21 julho 2014

CICLISMO


Homenagem aos Ciclistas do Concelho do Cartaxo
Terminou o campeonato mundial de futebol, o acontecimento máximo da modalidade que congrega mais adeptos em todo o mundo. À volta desse encontro de escala global, movem-se negócios de muitos milhões: as transmissões dos jogos, via rádio e via TV, a hotelaria e a restauração,  os transportes, o merchandising – bandeiras, cachecóis, barretes, entre outras representações icónicas do desporto, elevado a religião, isto sem falar dos honorários dos jogadores e dos técnicos, valores que roçam o despudor, arremessados ao rosto de uma sociedade empobrecida.
Tudo gera dinheiro, a economia agita-se e cria algum emprego temporário. Depois, vem o fim da festa, o desarmar da feira. Que fica, como lucro real, para o país organizador? Que benefícios colhe do «apanhar das canas»? Não saberemos nada de tais contas. Esses números, ainda que sejam publicados, não terão quem os analise ou os contradiga.

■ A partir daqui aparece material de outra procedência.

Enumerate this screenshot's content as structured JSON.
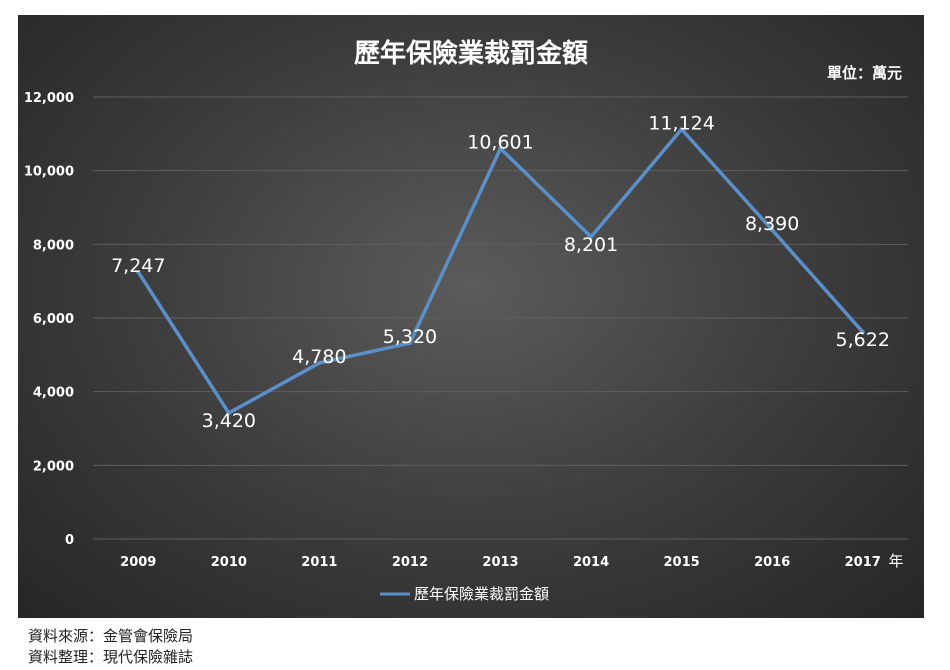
{
  "chart_data": {
    "type": "line",
    "title": "歷年保險業裁罰金額",
    "unit_note": "單位：萬元",
    "x_unit": "年",
    "categories": [
      "2009",
      "2010",
      "2011",
      "2012",
      "2013",
      "2014",
      "2015",
      "2016",
      "2017"
    ],
    "series": [
      {
        "name": "歷年保險業裁罰金額",
        "values": [
          7247,
          3420,
          4780,
          5320,
          10601,
          8201,
          11124,
          8390,
          5622
        ],
        "value_labels": [
          "7,247",
          "3,420",
          "4,780",
          "5,320",
          "10,601",
          "8,201",
          "11,124",
          "8,390",
          "5,622"
        ],
        "color": "#5b8fc9"
      }
    ],
    "ylim": [
      0,
      12000
    ],
    "yticks": [
      "0",
      "2,000",
      "4,000",
      "6,000",
      "8,000",
      "10,000",
      "12,000"
    ],
    "grid": true,
    "legend_position": "bottom"
  },
  "colors": {
    "panel_background": "#3b3b3b",
    "line": "#5b8fc9",
    "text": "#ffffff",
    "gridline": "#5e5e5e"
  },
  "footer": {
    "source": "資料來源：金管會保險局",
    "compiled_by": "資料整理：現代保險雜誌"
  }
}
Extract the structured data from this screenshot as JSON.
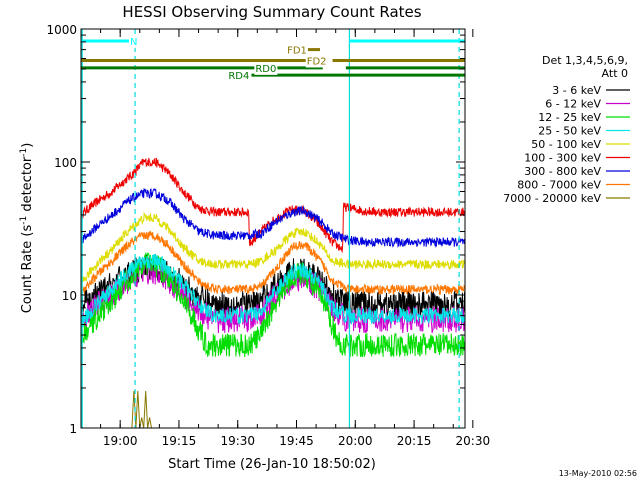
{
  "chart_data": {
    "type": "line",
    "title": "HESSI Observing Summary Count Rates",
    "xlabel": "Start Time (26-Jan-10 18:50:02)",
    "ylabel": "Count Rate (s",
    "ylabel_sup1": "-1",
    "ylabel_mid": " detector",
    "ylabel_sup2": "-1",
    "ylabel_end": ")",
    "yscale": "log",
    "x_unit": "minutes since 18:50:02",
    "xlim": [
      0,
      98
    ],
    "ylim": [
      1,
      1000
    ],
    "x_ticks": [
      {
        "label": "19:00",
        "value": 10
      },
      {
        "label": "19:15",
        "value": 25
      },
      {
        "label": "19:30",
        "value": 40
      },
      {
        "label": "19:45",
        "value": 55
      },
      {
        "label": "20:00",
        "value": 70
      },
      {
        "label": "20:15",
        "value": 85
      },
      {
        "label": "20:30",
        "value": 100
      }
    ],
    "y_ticks": [
      {
        "label": "1",
        "value": 1
      },
      {
        "label": "10",
        "value": 10
      },
      {
        "label": "100",
        "value": 100
      },
      {
        "label": "1000",
        "value": 1000
      }
    ],
    "legend_header": [
      "Det 1,3,4,5,6,9,",
      "Att 0"
    ],
    "legend_position": "right",
    "series": [
      {
        "name": "3 - 6 keV",
        "color": "#000000",
        "noise": 0.1,
        "x": [
          0,
          8,
          13,
          16,
          19,
          22,
          26,
          30,
          34,
          38,
          43,
          46,
          50,
          54,
          57,
          61,
          64,
          68,
          72,
          76,
          80,
          85,
          90,
          98
        ],
        "y": [
          8,
          12,
          15,
          16,
          16,
          15,
          12,
          9.5,
          8.5,
          8.5,
          8.5,
          9,
          12,
          15,
          15,
          13,
          10,
          8.5,
          8.5,
          8.5,
          8.5,
          8.5,
          8.5,
          8.5
        ]
      },
      {
        "name": "6 - 12 keV",
        "color": "#cc00cc",
        "noise": 0.1,
        "x": [
          0,
          8,
          13,
          16,
          19,
          22,
          26,
          30,
          34,
          38,
          43,
          46,
          50,
          54,
          57,
          61,
          64,
          68,
          72,
          76,
          80,
          85,
          90,
          98
        ],
        "y": [
          6.5,
          10,
          13,
          15,
          15,
          13,
          10,
          7.5,
          6.5,
          6.5,
          6.5,
          7,
          10,
          13,
          13.5,
          11,
          8,
          6.5,
          6.5,
          6.5,
          6.5,
          6.5,
          6.5,
          6.5
        ]
      },
      {
        "name": "12 - 25 keV",
        "color": "#00dd00",
        "noise": 0.09,
        "x": [
          0,
          8,
          13,
          16,
          19,
          22,
          26,
          30,
          32,
          38,
          43,
          46,
          50,
          54,
          57,
          61,
          64,
          66,
          72,
          76,
          80,
          85,
          90,
          98
        ],
        "y": [
          4.5,
          9,
          14,
          17,
          17,
          14,
          9,
          5.5,
          4.2,
          4.2,
          4.2,
          5,
          9,
          14,
          14.5,
          10,
          6,
          4.2,
          4.2,
          4.2,
          4.2,
          4.2,
          4.2,
          4.2
        ]
      },
      {
        "name": "25 - 50 keV",
        "color": "#00e5e5",
        "noise": 0.06,
        "x": [
          0,
          8,
          13,
          16,
          19,
          22,
          26,
          30,
          34,
          38,
          43,
          46,
          50,
          54,
          57,
          61,
          64,
          68,
          72,
          76,
          80,
          85,
          90,
          98
        ],
        "y": [
          6,
          11,
          16,
          18,
          18,
          16,
          12,
          8.5,
          7,
          7,
          7,
          7.5,
          11,
          15,
          15.5,
          12,
          8,
          7,
          7,
          7,
          7,
          7,
          7,
          7
        ]
      },
      {
        "name": "50 - 100 keV",
        "color": "#dddd00",
        "noise": 0.035,
        "x": [
          0,
          8,
          13,
          16,
          19,
          22,
          26,
          30,
          34,
          38,
          43,
          46,
          50,
          54,
          57,
          61,
          64,
          68,
          72,
          76,
          80,
          85,
          90,
          98
        ],
        "y": [
          12,
          22,
          32,
          38,
          38,
          32,
          23,
          18,
          17,
          17,
          17,
          18,
          22,
          29,
          30,
          24,
          18,
          17,
          17,
          17,
          17,
          17,
          17,
          17
        ]
      },
      {
        "name": "100 - 300 keV",
        "color": "#ee0000",
        "noise": 0.035,
        "x": [
          0,
          8,
          13,
          16,
          19,
          22,
          26,
          30,
          34,
          38,
          42.8,
          43,
          46,
          50,
          54,
          57,
          61,
          64,
          66.8,
          67,
          72,
          76,
          80,
          85,
          90,
          98
        ],
        "y": [
          40,
          60,
          80,
          100,
          100,
          85,
          60,
          45,
          42,
          42,
          42,
          24,
          30,
          38,
          44,
          43,
          33,
          25,
          22,
          46,
          43,
          42,
          42,
          42,
          42,
          42
        ]
      },
      {
        "name": "300 - 800 keV",
        "color": "#0000dd",
        "noise": 0.035,
        "x": [
          0,
          8,
          13,
          16,
          19,
          22,
          26,
          30,
          34,
          38,
          43,
          46,
          50,
          54,
          57,
          61,
          64,
          68,
          72,
          76,
          80,
          85,
          90,
          98
        ],
        "y": [
          25,
          40,
          53,
          58,
          58,
          52,
          38,
          30,
          28,
          28,
          28,
          29,
          36,
          42,
          43,
          36,
          29,
          26,
          25,
          25,
          25,
          25,
          25,
          25
        ]
      },
      {
        "name": "800 - 7000 keV",
        "color": "#ff7700",
        "noise": 0.035,
        "x": [
          0,
          8,
          13,
          16,
          19,
          22,
          26,
          30,
          34,
          38,
          43,
          46,
          50,
          54,
          57,
          61,
          64,
          68,
          72,
          76,
          80,
          85,
          90,
          98
        ],
        "y": [
          10,
          18,
          25,
          28,
          28,
          24,
          17,
          12.5,
          11,
          11,
          11,
          11.5,
          16,
          23,
          24,
          18,
          13,
          11,
          11,
          11,
          11,
          11,
          11,
          11
        ]
      },
      {
        "name": "7000 - 20000 keV",
        "color": "#887700",
        "noise": 0,
        "spikes": true,
        "x": [
          0,
          10,
          13,
          13.5,
          14,
          14.5,
          15,
          15.5,
          16,
          16.5,
          17,
          17.5,
          18,
          98
        ],
        "y": [
          1,
          1,
          1,
          1.9,
          1,
          1.9,
          1,
          1.2,
          1,
          1.9,
          1,
          1.2,
          1,
          1
        ]
      }
    ],
    "events": [
      {
        "label": "N",
        "start": 0,
        "end": 98,
        "color": "#00ffff",
        "level": 812,
        "label_at": 12.5
      },
      {
        "label": "FD1",
        "start": 57.3,
        "end": 61,
        "color": "#887700",
        "level": 700,
        "label_at": 52.6
      },
      {
        "label": "FD2",
        "start": 0,
        "end": 98,
        "color": "#887700",
        "level": 580,
        "label_at": 57.6
      },
      {
        "label": "RD0",
        "start": 0,
        "end": 98,
        "color": "#007700",
        "level": 510,
        "label_at": 44.5
      },
      {
        "label": "RD4",
        "start": 43.5,
        "end": 98,
        "color": "#007700",
        "level": 450,
        "label_at": 37.6
      }
    ],
    "vlines": [
      {
        "x": 0.3,
        "color": "#00dddd",
        "style": "solid"
      },
      {
        "x": 13.8,
        "color": "#00dddd",
        "style": "dashed"
      },
      {
        "x": 68.5,
        "color": "#00dddd",
        "style": "solid"
      },
      {
        "x": 96.5,
        "color": "#00dddd",
        "style": "dashed"
      }
    ],
    "gaps": [
      {
        "series_band": "N",
        "from": 13.8,
        "to": 68.5
      },
      {
        "series_band": "FD2",
        "from": 61.7,
        "to": 64.2
      },
      {
        "series_band": "RD0",
        "from": 61.7,
        "to": 67.6
      }
    ],
    "footer": "13-May-2010 02:56"
  }
}
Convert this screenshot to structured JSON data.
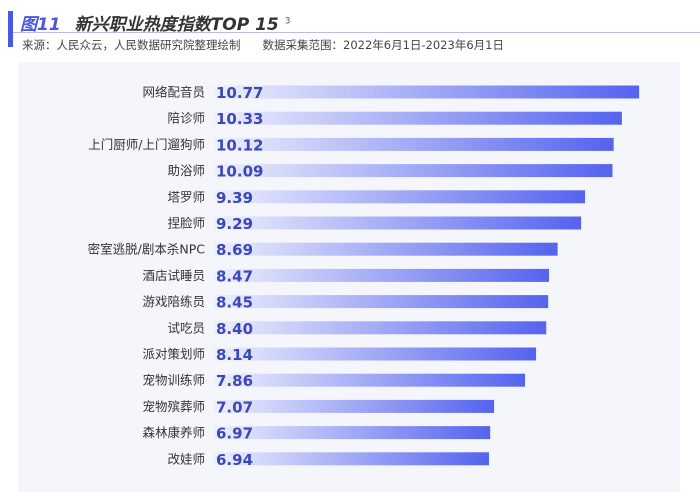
{
  "header": {
    "figure": "图11",
    "title": "新兴职业热度指数TOP 15",
    "footnote": "3",
    "source": "来源：人民众云，人民数据研究院整理绘制",
    "range": "数据采集范围：2022年6月1日-2023年6月1日"
  },
  "chart_data": {
    "type": "bar",
    "orientation": "horizontal",
    "categories": [
      "网络配音员",
      "陪诊师",
      "上门厨师/上门遛狗师",
      "助浴师",
      "塔罗师",
      "捏脸师",
      "密室逃脱/剧本杀NPC",
      "酒店试睡员",
      "游戏陪练员",
      "试吃员",
      "派对策划师",
      "宠物训练师",
      "宠物殡葬师",
      "森林康养师",
      "改娃师"
    ],
    "values": [
      10.77,
      10.33,
      10.12,
      10.09,
      9.39,
      9.29,
      8.69,
      8.47,
      8.45,
      8.4,
      8.14,
      7.86,
      7.07,
      6.97,
      6.94
    ],
    "labels": [
      "10.77",
      "10.33",
      "10.12",
      "10.09",
      "9.39",
      "9.29",
      "8.69",
      "8.47",
      "8.45",
      "8.40",
      "8.14",
      "7.86",
      "7.07",
      "6.97",
      "6.94"
    ],
    "colors": {
      "bar_start": "#eef0fc",
      "bar_end": "#5563ef",
      "value_text": "#3a48b8",
      "accent": "#4a57e8"
    },
    "grid": false,
    "legend": "none"
  }
}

Já lá vai o mundial de futebol de 2014 e, com ele, o linguajar futebolês (deveria ter anotado uma meia dúzia de termos que me poderiam valer umas quantas crónicas!) patente nos relatos, nos comentários nas repetições – numerosas e despropositadas – dos jogos, nas previsões dos «oráculos» credenciados para os augúrios. O futebolês é um falar diferente, um dialecto, recheado de expressões novinhas em folha, criativas algumas, adaptadas ou recicladas, outras, mas sempre muito vivas e empolgadas, proferidas com a seriedade e a convicção que mereceriam temas como as guerras e atentados que sangram o mundo, ou a fome que mata, ou as mulheres e crianças assassinadas, silenciosamente, tão silenciosamente que nem para as estatísticas contam.
Deixemos o mundial entrar no limbo, até à próxima edição.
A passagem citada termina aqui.